La façade de bardeaux peinte en bleu layette avait connu des jours meilleurs. Il n’y avait pas beaucoup de voitures garées devant, ce qui ne faisait guère mes affaires. J’ai poussé la porte vitrée. À l’intérieur, un long comptoir en aluminium qui courait face à l’entrée, deux employées coiffées de petits chapeaux en papier, une vingtaine de tables et des box sur la droite, avec des banquettes en similicuir. Trois clients : un couple près d’une fenêtre et un homme seul assis dans l’un des box. L’unique avantage stratégique : d’épais rideaux masquaient en partie les fenêtres tout comme la porte d’entrée, et une pénombre discrète enveloppait les lieux, percée par de petites lampes. J’ai reconnu la musique — forte — qui sortait des minibaffles : Alice in Chains.

« Bonjour, a dit l’une des employées.

— Je reviens… »

Je suis retourné à ma voiture. Il était temps car, en traversant le passage-piétons, j’ai vu approcher la Volvo de Liv sur la bretelle de l’Interstate. Je me suis planqué quand elle est passée devant moi, a tourné au carrefour et s’est engagée sur le parking du Shirley’s.
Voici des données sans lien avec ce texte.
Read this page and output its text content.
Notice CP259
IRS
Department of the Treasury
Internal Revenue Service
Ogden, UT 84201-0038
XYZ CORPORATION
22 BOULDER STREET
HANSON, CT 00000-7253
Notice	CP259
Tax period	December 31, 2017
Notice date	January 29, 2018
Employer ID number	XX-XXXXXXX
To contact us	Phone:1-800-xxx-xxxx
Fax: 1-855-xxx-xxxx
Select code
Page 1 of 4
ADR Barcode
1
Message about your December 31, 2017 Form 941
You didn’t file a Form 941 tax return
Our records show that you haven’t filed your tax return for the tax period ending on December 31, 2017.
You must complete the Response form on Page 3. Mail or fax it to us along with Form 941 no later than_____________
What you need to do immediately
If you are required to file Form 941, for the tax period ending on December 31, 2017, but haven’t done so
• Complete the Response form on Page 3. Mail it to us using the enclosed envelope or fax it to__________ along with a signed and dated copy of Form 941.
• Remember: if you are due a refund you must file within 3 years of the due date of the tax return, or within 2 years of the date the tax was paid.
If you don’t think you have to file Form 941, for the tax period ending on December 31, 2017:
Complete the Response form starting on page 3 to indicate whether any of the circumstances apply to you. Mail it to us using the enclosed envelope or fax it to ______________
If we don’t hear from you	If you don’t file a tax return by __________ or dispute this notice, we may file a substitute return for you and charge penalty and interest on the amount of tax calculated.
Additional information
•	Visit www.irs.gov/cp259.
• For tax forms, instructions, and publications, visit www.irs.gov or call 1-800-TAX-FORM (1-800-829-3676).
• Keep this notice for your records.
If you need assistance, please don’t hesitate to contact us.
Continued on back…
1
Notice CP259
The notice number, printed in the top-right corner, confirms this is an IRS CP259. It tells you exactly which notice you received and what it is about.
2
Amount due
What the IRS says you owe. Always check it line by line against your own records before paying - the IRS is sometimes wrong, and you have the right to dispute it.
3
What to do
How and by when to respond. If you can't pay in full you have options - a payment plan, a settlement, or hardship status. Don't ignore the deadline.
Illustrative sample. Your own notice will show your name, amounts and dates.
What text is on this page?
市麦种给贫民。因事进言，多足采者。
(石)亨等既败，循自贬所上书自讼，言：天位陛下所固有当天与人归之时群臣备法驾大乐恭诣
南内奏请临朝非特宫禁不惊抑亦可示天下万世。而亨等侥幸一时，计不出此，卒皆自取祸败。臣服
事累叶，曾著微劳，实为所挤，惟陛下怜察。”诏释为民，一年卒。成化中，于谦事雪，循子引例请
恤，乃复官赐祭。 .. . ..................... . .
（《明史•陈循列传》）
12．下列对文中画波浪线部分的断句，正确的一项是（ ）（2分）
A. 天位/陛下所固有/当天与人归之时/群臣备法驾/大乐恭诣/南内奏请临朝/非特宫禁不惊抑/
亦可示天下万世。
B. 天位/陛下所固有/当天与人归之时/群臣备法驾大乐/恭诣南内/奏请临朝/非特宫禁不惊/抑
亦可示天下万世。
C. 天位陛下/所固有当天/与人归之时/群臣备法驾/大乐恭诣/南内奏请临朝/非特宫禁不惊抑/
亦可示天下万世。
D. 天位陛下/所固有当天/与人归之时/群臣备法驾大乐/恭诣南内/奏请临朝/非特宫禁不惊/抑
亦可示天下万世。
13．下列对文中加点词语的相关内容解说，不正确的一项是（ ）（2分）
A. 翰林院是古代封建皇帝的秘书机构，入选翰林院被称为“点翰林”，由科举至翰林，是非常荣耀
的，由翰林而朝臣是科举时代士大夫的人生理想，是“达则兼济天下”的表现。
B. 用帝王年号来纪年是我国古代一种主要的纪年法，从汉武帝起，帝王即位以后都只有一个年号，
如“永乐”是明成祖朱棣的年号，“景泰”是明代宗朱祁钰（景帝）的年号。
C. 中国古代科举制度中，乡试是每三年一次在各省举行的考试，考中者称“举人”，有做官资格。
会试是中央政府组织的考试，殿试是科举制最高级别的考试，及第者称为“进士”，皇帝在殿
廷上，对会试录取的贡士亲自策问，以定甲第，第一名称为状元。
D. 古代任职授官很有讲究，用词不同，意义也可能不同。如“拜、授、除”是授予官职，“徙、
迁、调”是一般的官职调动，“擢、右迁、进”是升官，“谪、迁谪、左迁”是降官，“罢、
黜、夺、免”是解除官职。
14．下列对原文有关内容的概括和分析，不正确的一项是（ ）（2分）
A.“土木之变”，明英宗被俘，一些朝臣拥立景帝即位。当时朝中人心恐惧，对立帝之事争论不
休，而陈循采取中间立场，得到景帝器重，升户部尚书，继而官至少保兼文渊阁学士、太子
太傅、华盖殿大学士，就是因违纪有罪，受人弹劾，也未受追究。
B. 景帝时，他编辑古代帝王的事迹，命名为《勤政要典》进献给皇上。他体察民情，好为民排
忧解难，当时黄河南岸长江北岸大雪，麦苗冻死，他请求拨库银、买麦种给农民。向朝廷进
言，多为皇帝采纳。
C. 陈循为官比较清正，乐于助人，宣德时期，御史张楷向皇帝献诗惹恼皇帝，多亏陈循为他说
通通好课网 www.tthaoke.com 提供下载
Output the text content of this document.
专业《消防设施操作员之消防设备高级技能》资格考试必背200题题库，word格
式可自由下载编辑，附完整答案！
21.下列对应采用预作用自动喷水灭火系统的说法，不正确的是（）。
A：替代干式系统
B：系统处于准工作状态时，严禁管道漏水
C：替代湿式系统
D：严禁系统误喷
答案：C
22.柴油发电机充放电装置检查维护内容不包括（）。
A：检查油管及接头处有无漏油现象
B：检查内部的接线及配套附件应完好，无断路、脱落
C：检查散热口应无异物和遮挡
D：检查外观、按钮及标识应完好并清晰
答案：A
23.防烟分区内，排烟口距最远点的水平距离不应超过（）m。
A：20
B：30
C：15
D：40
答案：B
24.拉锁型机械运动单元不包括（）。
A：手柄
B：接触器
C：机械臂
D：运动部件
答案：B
J’ai jeté un coup d’œil et vu Liv descendre de la Volvo. Elle a disparu à l’intérieur du restaurant.

C’était maintenant que les choses se compliquaient. Rentrer là-dedans revenait à prendre un foutu risque. J’imaginais la tête de Liv si elle me voyait là. Elle en conclurait naturellement que non seulement je l’avais espionnée au téléphone mais aussi que je l’avais suivie jusque-là avec l’intention de l’épier à nouveau. Croyez-moi, il y a peu d’épreuves que j’ai moins envie d’affronter qu’un savon de Liv Myers, ma mère adoptive. Liv mesure peut-être un mètre cinquante-huit, mais elle aurait fait merveille comme procureur dans un tribunal — ou dans un talk-show. Ses colères ont quelque chose de jupitérien, et tous ceux qui les ont essuyées évitent de s’y exposer à nouveau dans la mesure du possible. Je ne lui ai jamais donné personnellement l’occasion de sortir de ses gonds, mais je l’ai déjà vue s’en prendre à d’autres — je revois un garagiste indélicat et me rappelle une remarque sexiste et homophobe de la part d’un ivrogne d’East Harbor pendant la fête nationale — et, à mon humble avis, ils s’en souviennent encore.